2. L'évolution de la religion.
Nous avons maintenant posé la façon dont la religion fonctionne. Mais nous avions parlé au-dessus du processus ou
plutôt du constat qu'il y a une série de religions, c'est-à-dire de structures, de plus en plus élaborée : ainsi, l'objectif sera
ici de clarifier ce que l'on entendait par une telle élaboration. L'objet du savoir du sujet religieux a un nom : « Dieu ».
« Dieu, pour nous, qui avons la religion, est un bien connu, un contenu, qui est présent là dans la conscience
subjective. »77 Quel est ce contenu ? « Dieu est la vérité absolue, la vérité de tout et la religion est le savoir vrai
absolu. » Soyons attentif au texte et traitons-le. Ici, le vrai absolu désigne la prise d'ensemble de signifiants, de telle
façon que cet ensemble soit absolument indépendant et émerge à partir de rien d'autre que de lui-même, de même que la
pulsion a pour point de départ et pour point d'arriver elle-même ; ou que le système psychotique a pour signifiant
primitif un signifiant qu'il a lui même posé et ne provenant pas du réel.
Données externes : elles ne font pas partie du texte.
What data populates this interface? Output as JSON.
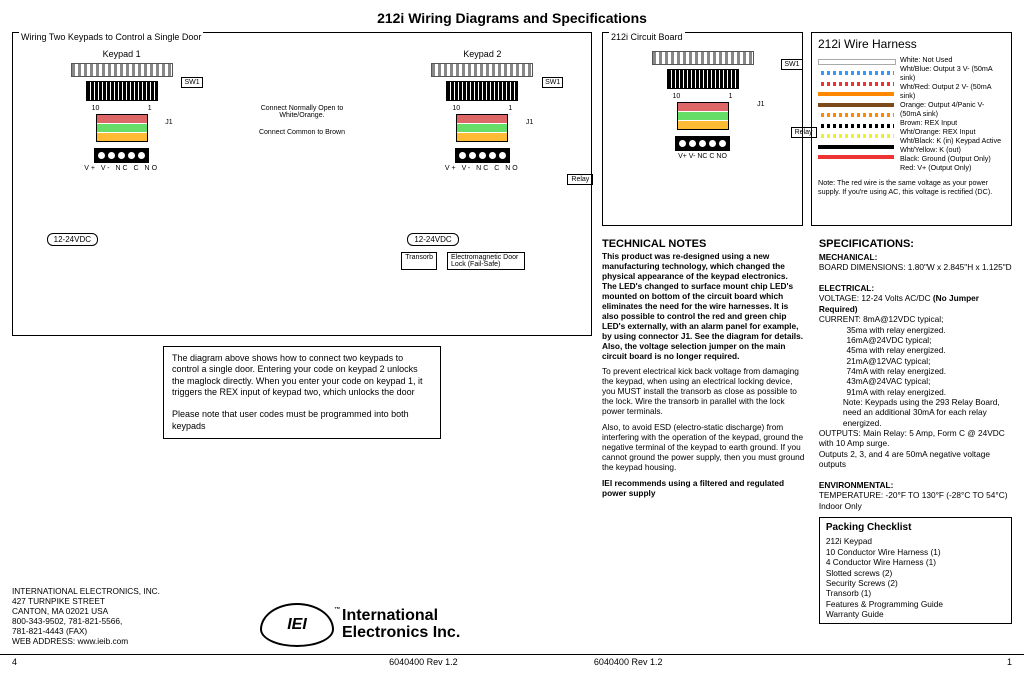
{
  "title": "212i Wiring Diagrams and Specifications",
  "wiring_box_title": "Wiring Two Keypads to Control a Single Door",
  "keypad1_label": "Keypad 1",
  "keypad2_label": "Keypad 2",
  "sw1": "SW1",
  "j1": "J1",
  "num10": "10",
  "num1": "1",
  "relay": "Relay",
  "term_labels": "V+ V- NC C NO",
  "vdc": "12-24VDC",
  "note_nopen": "Connect Normally Open to White/Orange.",
  "note_common": "Connect Common to Brown",
  "transorb": "Transorb",
  "emlock": "Electromagnetic Door Lock (Fail-Safe)",
  "explain_p1": "The diagram above shows how to connect two keypads to control a single door. Entering your code on keypad 2 unlocks the maglock directly. When you enter your code on keypad 1, it triggers the REX input of keypad two, which unlocks the door",
  "explain_p2": "Please note that user codes must be programmed into both keypads",
  "circuit_box_title": "212i Circuit Board",
  "cb_term_labels": "V+ V- NC C NO",
  "harness_title": "212i Wire Harness",
  "harness_lines": [
    {
      "c": "#fff",
      "t": "White: Not Used"
    },
    {
      "c": "repeating-linear-gradient(90deg,#fff 0 3px,#39f 3px 6px)",
      "t": "Wht/Blue: Output 3 V- (50mA sink)"
    },
    {
      "c": "repeating-linear-gradient(90deg,#fff 0 3px,#e33 3px 6px)",
      "t": "Wht/Red: Output 2 V- (50mA sink)"
    },
    {
      "c": "#f80",
      "t": "Orange: Output 4/Panic V- (50mA sink)"
    },
    {
      "c": "#7a4a1a",
      "t": "Brown: REX Input"
    },
    {
      "c": "repeating-linear-gradient(90deg,#fff 0 3px,#f80 3px 6px)",
      "t": "Wht/Orange: REX Input"
    },
    {
      "c": "repeating-linear-gradient(90deg,#fff 0 3px,#000 3px 6px)",
      "t": "Wht/Black: K (in) Keypad Active"
    },
    {
      "c": "repeating-linear-gradient(90deg,#fff 0 3px,#ee3 3px 6px)",
      "t": "Wht/Yellow: K (out)"
    },
    {
      "c": "#000",
      "t": "Black: Ground (Output Only)"
    },
    {
      "c": "#e33",
      "t": "Red: V+ (Output Only)"
    }
  ],
  "harness_note": "Note: The red wire is the same voltage as your power supply. If you're using AC, this voltage is rectified (DC).",
  "tech_heading": "TECHNICAL NOTES",
  "tech_p1": "This product was re-designed using a new manufacturing technology, which changed the physical appearance of the keypad electronics.  The LED's changed to surface mount chip LED's mounted on bottom of the circuit board which eliminates the need for the wire harnesses.  It is also possible to control the red and green chip LED's externally, with an alarm panel for example, by using connector J1.  See the diagram for details.  Also, the voltage selection jumper on the main circuit board is no longer required.",
  "tech_p2": "To prevent electrical kick back voltage from damaging the keypad, when using an electrical locking device, you MUST install the transorb as close as possible to the lock. Wire the transorb in parallel with the lock power terminals.",
  "tech_p3": "Also, to avoid ESD (electro-static discharge) from interfering with the operation of the keypad, ground the negative terminal of the keypad to earth ground.  If you cannot ground the power supply, then you must ground the keypad housing.",
  "tech_p4": "IEI recommends using a filtered and regulated power supply",
  "spec_heading": "SPECIFICATIONS:",
  "spec_mech_h": "MECHANICAL:",
  "spec_mech": "BOARD DIMENSIONS: 1.80\"W x 2.845\"H x 1.125\"D",
  "spec_elec_h": "ELECTRICAL:",
  "spec_volt": "VOLTAGE: 12-24 Volts AC/DC (No Jumper Required)",
  "spec_volt_b": "(No Jumper Required)",
  "spec_curr": "CURRENT: 8mA@12VDC typical;",
  "spec_curr_lines": "            35ma with relay energized.\n            16mA@24VDC typical;\n            45ma with relay energized.\n            21mA@12VAC typical;\n            74mA with relay energized.\n            43mA@24VAC typical;\n            91mA with relay energized.",
  "spec_note": "Note: Keypads using the 293 Relay Board, need an additional 30mA for each relay energized.",
  "spec_out": "OUTPUTS: Main Relay: 5 Amp, Form C @ 24VDC with 10 Amp surge.\nOutputs 2, 3, and 4 are 50mA negative voltage outputs",
  "spec_env_h": "ENVIRONMENTAL:",
  "spec_env": "TEMPERATURE:  -20°F TO 130°F (-28°C TO 54°C)\nIndoor Only",
  "packing_title": "Packing Checklist",
  "packing_items": "212i Keypad\n10 Conductor Wire Harness (1)\n4 Conductor Wire Harness (1)\nSlotted screws (2)\nSecurity Screws (2)\nTransorb (1)\nFeatures & Programming Guide\nWarranty Guide",
  "company": "INTERNATIONAL ELECTRONICS, INC.\n427 TURNPIKE STREET\nCANTON, MA  02021  USA\n800-343-9502, 781-821-5566,\n781-821-4443 (FAX)\nWEB ADDRESS:  www.ieib.com",
  "logo_text1": "International",
  "logo_text2": "Electronics Inc.",
  "logo_abbrev": "IEI",
  "tm": "™",
  "footer_left": "4",
  "footer_mid": "6040400 Rev 1.2",
  "footer_right": "1"
}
Ceci donc, est ce qu'on appelle par « Dieu » ou
par « Religion », dans la mesure où « Religion » est le savoir de « Dieu ».
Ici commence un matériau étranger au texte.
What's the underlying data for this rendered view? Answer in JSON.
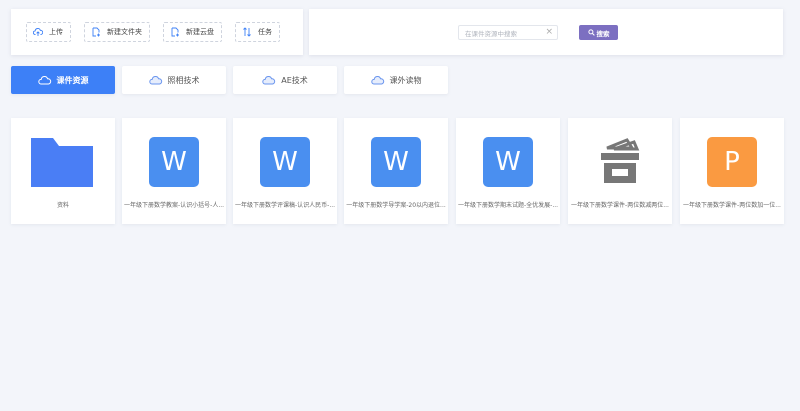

Simplement, comme l'écrit Hegel, ceci est bien plutôt le résultat de la philosophie : « c'est le résultat de la philosophie,
que Dieu est l'absolument vrai, le structuré en et pour soi, comprenant, contenant tout et donnant consistance à tout. »78
La fin de la philosophie de la religion consiste donc en la trouvaille d'une religion dans laquelle le sujet religieux sait
que la religion consiste dans un savoir absolu, c'est-à-dire un savoir excluant toute présupposée réalité autre que le
domaine du signifiant.
C'est précisément en ce sens que Hegel écrit que « Dieu est pour nous, dans la mesure où il est le structuré, en relation
au développement le vérouillé dans lui-même, dans une unité absolue avec lui-même. »79 Il est vérouillée, enchaîné avec
lui-même (verschlossen) dans la mesure où son articulation est quelque chose d'absolu et ne présuppose aucune réalité
qui lui soit autre. Jacques Lacan décrit la psychose comme le moment où le signifiant qui se vide du signifié, c'est-à-dire
où le signifiant se retire tout simplement du réel. Le sujet religieux de la religion absolue – que nous savons être la
religion chrétienne – ne veut plus entendre parler du sens du refoulement, c'est-à-dire du signifiant du réel : en lui, le
réel n'imprime plus.
On comprend donc que l'étape finale de l'élaboration de la religion doit consister en ceci qu'un nouveau signifiant soit
trouvé : un signifiant qui permette à l'ensemble de la structure signifiante de devenir absolue.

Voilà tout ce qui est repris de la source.